子どもの遊びというのは、その子独自の不思議感を刺激して、不思議を体験しているという事だと思うのです。

 


 例えば鬼ごっこは、全力で追いかけてくる恐るべき相手と、肉体を限界まで使えばどうにか逃げおおせるかもしれない自分とを、創造的に想像していると思います。したがって、この想像力が豊かなほど鬼ごっこはエキサイティングなのです。

 


 想像力が発揮されるのは、ごっこ遊びに限りません。例えば虫取りだって、子どもはただ虫を捉えているだけではないと思うのです。虫という謎すぎる生命体と、そんなヤツを捕獲せしめる可能性。

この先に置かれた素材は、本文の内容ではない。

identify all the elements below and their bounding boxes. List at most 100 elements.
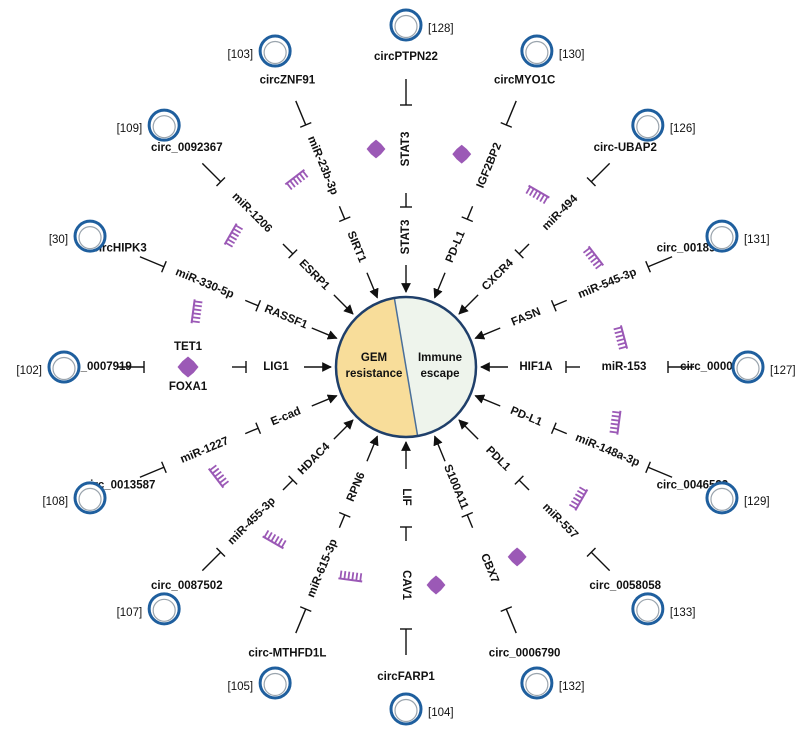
mirna-tooth: [610, 422, 619, 426]
inhibit-bar: [338, 511, 351, 518]
mirna-tooth: [355, 572, 359, 581]
circrna-ring: [389, 8, 423, 42]
reference: [102]: [16, 365, 42, 377]
circrna-icon: [147, 592, 181, 626]
circrna-inner: [525, 672, 549, 697]
mirna-tooth: [211, 467, 220, 475]
mirna-tooth: [616, 338, 625, 342]
mirna-tooth: [611, 414, 620, 418]
reference: [131]: [744, 234, 770, 246]
mirna-tooth: [576, 489, 585, 496]
circrna-icon: [73, 219, 107, 253]
circrna-ring: [147, 108, 181, 142]
arrow-line: [433, 435, 446, 462]
mirna-tooth: [532, 190, 538, 199]
mirna-tooth: [525, 186, 532, 195]
circrna-inner: [78, 487, 102, 511]
mirna-tooth: [216, 474, 225, 481]
reference: [133]: [670, 607, 696, 619]
inhibit-line: [505, 608, 517, 634]
inhibit-bar: [288, 249, 298, 259]
mirna-tooth: [225, 241, 234, 248]
mirna-tooth: [582, 247, 591, 254]
mirna-tooth: [214, 470, 222, 478]
protein-icon: [452, 144, 472, 164]
mirna-tooth: [587, 253, 596, 260]
inhibit-line: [505, 100, 517, 126]
inhibit-line: [647, 466, 673, 478]
circrna-icon: [147, 108, 181, 142]
mirna-tooth: [351, 572, 355, 581]
inhibit-line: [282, 243, 294, 255]
mirna-tooth: [539, 194, 545, 203]
circrna-label: circFARP1: [377, 671, 435, 683]
mirna-tooth: [570, 500, 579, 506]
inhibit-bar: [216, 177, 226, 187]
circrna-ring: [258, 34, 292, 68]
mirna-tooth: [339, 570, 343, 579]
reference: [132]: [559, 681, 585, 693]
mirna-tooth: [614, 330, 623, 335]
circrna-ring: [147, 592, 181, 626]
circrna-inner: [710, 487, 734, 511]
target-label: LIG1: [263, 361, 289, 373]
circrna-icon: [73, 481, 107, 515]
circrna-icon: [520, 666, 554, 700]
inhibit-line: [201, 551, 222, 572]
inhibit-line: [647, 256, 673, 268]
mirna-backbone: [338, 577, 363, 583]
mirna-backbone: [616, 410, 622, 435]
circrna-inner: [394, 698, 418, 723]
center-right-line1: Immune: [418, 352, 462, 364]
circrna-icon: [258, 34, 292, 68]
protein-icon: [507, 547, 527, 567]
mirna-icon: [223, 223, 244, 248]
circrna-label: circZNF91: [260, 75, 316, 87]
circrna-ring: [520, 666, 554, 700]
regulator-label: CAV1: [400, 570, 412, 600]
mirna-icon: [613, 325, 629, 350]
circrna-inner: [710, 226, 734, 250]
circrna-ring: [73, 481, 107, 515]
mirna-icon: [338, 570, 363, 583]
center-ring: [334, 295, 478, 439]
mirna-tooth: [610, 426, 619, 430]
circrna-inner: [263, 40, 287, 65]
inhibit-line: [553, 299, 568, 307]
mirna-tooth: [277, 537, 284, 546]
circrna-ring: [47, 350, 81, 384]
mirna-tooth: [229, 235, 238, 241]
circrna-label: circMYO1C: [494, 75, 555, 87]
inhibit-line: [295, 608, 307, 634]
mirna-backbone: [207, 468, 225, 489]
reference: [129]: [744, 496, 770, 508]
mirna-tooth: [613, 326, 622, 331]
circrna-icon: [47, 350, 81, 384]
mirna-tooth: [191, 320, 200, 324]
inhibit-line: [466, 514, 474, 529]
inhibit-line: [590, 551, 611, 572]
inhibit-bar: [461, 511, 474, 518]
circrna-icon: [258, 666, 292, 700]
mirna-tooth: [568, 503, 577, 510]
mirna-tooth: [221, 480, 230, 487]
inhibit-bar: [586, 547, 596, 557]
reference: [128]: [428, 23, 454, 35]
mirna-tooth: [209, 464, 217, 471]
inhibit-line: [201, 162, 222, 183]
circrna-icon: [731, 350, 765, 384]
reference: [127]: [770, 365, 796, 377]
circrna-inner: [78, 226, 102, 250]
mirna-tooth: [585, 250, 593, 257]
inhibit-line: [553, 427, 568, 435]
mirna-tooth: [611, 418, 620, 422]
protein-icon: [366, 139, 386, 159]
mirna-tooth: [595, 263, 603, 270]
inhibit-line: [518, 479, 530, 491]
center-node: [336, 297, 476, 437]
mirna-icon: [568, 486, 589, 511]
circrna-label: circ_0092367: [151, 142, 223, 154]
inhibit-bar: [216, 547, 226, 557]
target-label: STAT3: [400, 220, 412, 255]
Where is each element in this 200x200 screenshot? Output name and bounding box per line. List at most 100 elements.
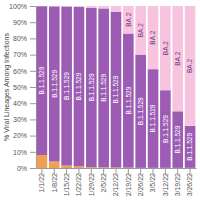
- bar-segment: [49, 6, 60, 161]
- bar-segment: [74, 6, 85, 7]
- bar-segment: [37, 155, 48, 168]
- x-tick: 3/5/22: [149, 168, 156, 192]
- y-tick-mark: [30, 136, 36, 137]
- bar-segment: [135, 6, 146, 55]
- bar-segment: [98, 6, 109, 8]
- y-tick-label: 10%: [13, 149, 27, 156]
- segment-label: B.1.1.529: [100, 74, 107, 102]
- bar-segment: [61, 6, 72, 7]
- x-tick-label: 1/22/22: [75, 173, 82, 196]
- bar-segment: [160, 6, 171, 90]
- bar-segment: [86, 8, 97, 168]
- x-tick: 2/26/22: [137, 168, 144, 196]
- bar-segment: [49, 6, 60, 7]
- y-tick: 10%: [13, 149, 36, 156]
- segment-label: BA.2: [125, 12, 132, 26]
- x-tick-label: 1/1/22: [38, 173, 45, 193]
- segment-labels: B.1.1.529 B.1.1.529 B.1.1.529 B.1.1.529 B.1.…: [38, 12, 193, 160]
- x-axis: 1/1/22 1/8/22 1/15/22 1/22/22 1/29/22 2/5/22 2…: [37, 168, 197, 196]
- y-axis-title: % Viral Lineages Among Infections: [3, 32, 11, 141]
- y-tick: 40%: [13, 100, 36, 107]
- bar-segment: [74, 7, 85, 167]
- segment-label: BA.2: [162, 41, 169, 55]
- x-tick: 3/19/22: [174, 168, 181, 196]
- y-tick-mark: [30, 87, 36, 88]
- bar-segment: [148, 6, 159, 69]
- segment-label: B.1.1.529: [51, 70, 58, 98]
- y-tick-mark: [30, 55, 36, 56]
- x-tick: 2/19/22: [125, 168, 132, 196]
- y-tick-label: 0%: [17, 165, 27, 172]
- bar-segment: [111, 6, 122, 12]
- bar-segment: [111, 12, 122, 168]
- bar-segment: [172, 6, 183, 111]
- x-tick: 1/8/22: [51, 168, 58, 192]
- x-tick: 1/1/22: [38, 168, 45, 192]
- y-tick-label: 20%: [13, 132, 27, 139]
- segment-label: B.1.1.529: [75, 72, 82, 100]
- y-tick-label: 40%: [13, 100, 27, 107]
- x-tick: 3/12/22: [162, 168, 169, 196]
- bar-segment: [185, 126, 196, 168]
- y-tick: 90%: [13, 19, 36, 26]
- y-tick: 30%: [13, 116, 36, 123]
- y-tick: 80%: [13, 35, 36, 42]
- bar-segment: [74, 166, 85, 168]
- bar-segment: [49, 162, 60, 168]
- bar-segment: [37, 6, 48, 155]
- y-tick-label: 80%: [13, 35, 27, 42]
- bar-segment: [123, 6, 134, 34]
- bar-segment: [135, 55, 146, 168]
- x-tick-label: 2/5/22: [100, 173, 107, 193]
- y-tick: 70%: [13, 51, 36, 58]
- segment-label: B.1.1.529: [137, 97, 144, 125]
- y-tick: 0%: [17, 165, 36, 172]
- bar-segment: [160, 90, 171, 168]
- segment-label: B.1.1.529: [38, 66, 45, 94]
- x-tick: 2/12/22: [112, 168, 119, 196]
- segment-label: B.1.1.529: [174, 125, 181, 153]
- segment-label: BA.2: [149, 30, 156, 44]
- y-tick-label: 50%: [13, 84, 27, 91]
- y-tick-label: 100%: [9, 3, 27, 10]
- segment-label: BA.2: [186, 59, 193, 73]
- y-tick-mark: [30, 38, 36, 39]
- x-tick: 1/22/22: [75, 168, 82, 196]
- x-tick-label: 1/15/22: [63, 173, 70, 196]
- x-tick-label: 2/26/22: [137, 173, 144, 196]
- segment-label: B.1.1.529: [162, 115, 169, 143]
- y-tick-mark: [30, 22, 36, 23]
- segment-label: B.1.1.529: [112, 75, 119, 103]
- y-tick-label: 90%: [13, 19, 27, 26]
- y-axis: 0%10%20%30%40%50%60%70%80%90%100%: [9, 3, 36, 172]
- chart: 0%10%20%30%40%50%60%70%80%90%100%1/1/221…: [0, 0, 200, 200]
- x-tick-label: 1/29/22: [88, 173, 95, 196]
- x-tick-label: 2/12/22: [112, 173, 119, 196]
- bar-segment: [185, 6, 196, 126]
- bar-segment: [61, 6, 72, 165]
- x-tick-label: 3/19/22: [174, 173, 181, 196]
- bar-segment: [61, 166, 72, 168]
- x-tick: 1/15/22: [63, 168, 70, 196]
- x-tick-label: 3/5/22: [149, 173, 156, 193]
- y-tick: 50%: [13, 84, 36, 91]
- y-tick-mark: [30, 152, 36, 153]
- y-tick-mark: [30, 103, 36, 104]
- x-tick: 1/29/22: [88, 168, 95, 196]
- y-tick: 20%: [13, 132, 36, 139]
- y-tick-label: 30%: [13, 116, 27, 123]
- segment-label: B.1.1.529: [149, 104, 156, 132]
- y-tick-mark: [30, 119, 36, 120]
- y-tick-mark: [30, 168, 36, 169]
- x-tick: 3/26/22: [186, 168, 193, 196]
- x-tick: 2/5/22: [100, 168, 107, 192]
- y-tick-label: 70%: [13, 51, 27, 58]
- segment-label: B.1.1.529: [88, 73, 95, 101]
- y-tick: 100%: [9, 3, 36, 10]
- segment-label: BA.2: [137, 23, 144, 37]
- x-tick-label: 2/19/22: [125, 173, 132, 196]
- segment-label: B.1.1.529: [186, 133, 193, 161]
- bar-segment: [123, 34, 134, 168]
- x-tick-label: 3/26/22: [186, 173, 193, 196]
- bar-segment: [148, 69, 159, 168]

それらを頭の中に想い描くからこそ、虫取りにも興奮があるのだと思います。

 


 ビー玉の様にキラキラした目で虫を観察し続ける"虫博士"な子どもは、虫の造形や習性を知ってしまえば満足して飽きてしまう、というわけではありません。見つめるほどに目に見えないところを創造的に想像し、ますます訳のわからん不思議さを感じて「コイツから、さらに多くの情報を得る!」と言わんばかりに見つめ続けるのだと思います。

 

 

 

④ここは本当はワンダフルな世界

 


 どんな子どもにとっても、この世は知らないことだらけです。それはつまり、色々わかったつもりでいる僕達大人にとっても、この世界はもともとは不思議に満ちたワンダーランドだった、という事になります。ところが、みんなが大人になる頃には、あれだけ夢中になっていた鬼ごっこに「ただ追いかけたり逃げたりするだけ?かったるいわ〜」ってなります。虫にも「さして興味ないわ〜。むしろ気持ち悪いわ〜」ってなります。なりません?それは羨ましい。僕はなりました。しかし、子どもの頃は確かに、大量のダンゴムシを小さなポケットにパンパンに詰め込んでしまうような凶悪なエンジンを搭載していたんですよ。

 


 人は、創造的な想像力を駆動して、「この世に生きているって、すごいな」と実感するのだ思います。僕はそういう感覚に憧れて、「子ども時代にもっと不思議を愛し抜けたら良かったなあ。周囲の目、特に大人の目を気にして、遠慮し過ぎていたかもなあ・・・・」などと少しセンチメンタルになる時があります。そんな時、目の前の子ども達の目線を借りるように、彼らが見つめるものに目を凝らしてみます。「すげえなあ、面白いなあ」と全身で反応する子ども達から、その感覚を再び学んでいるような気持ちになるのです。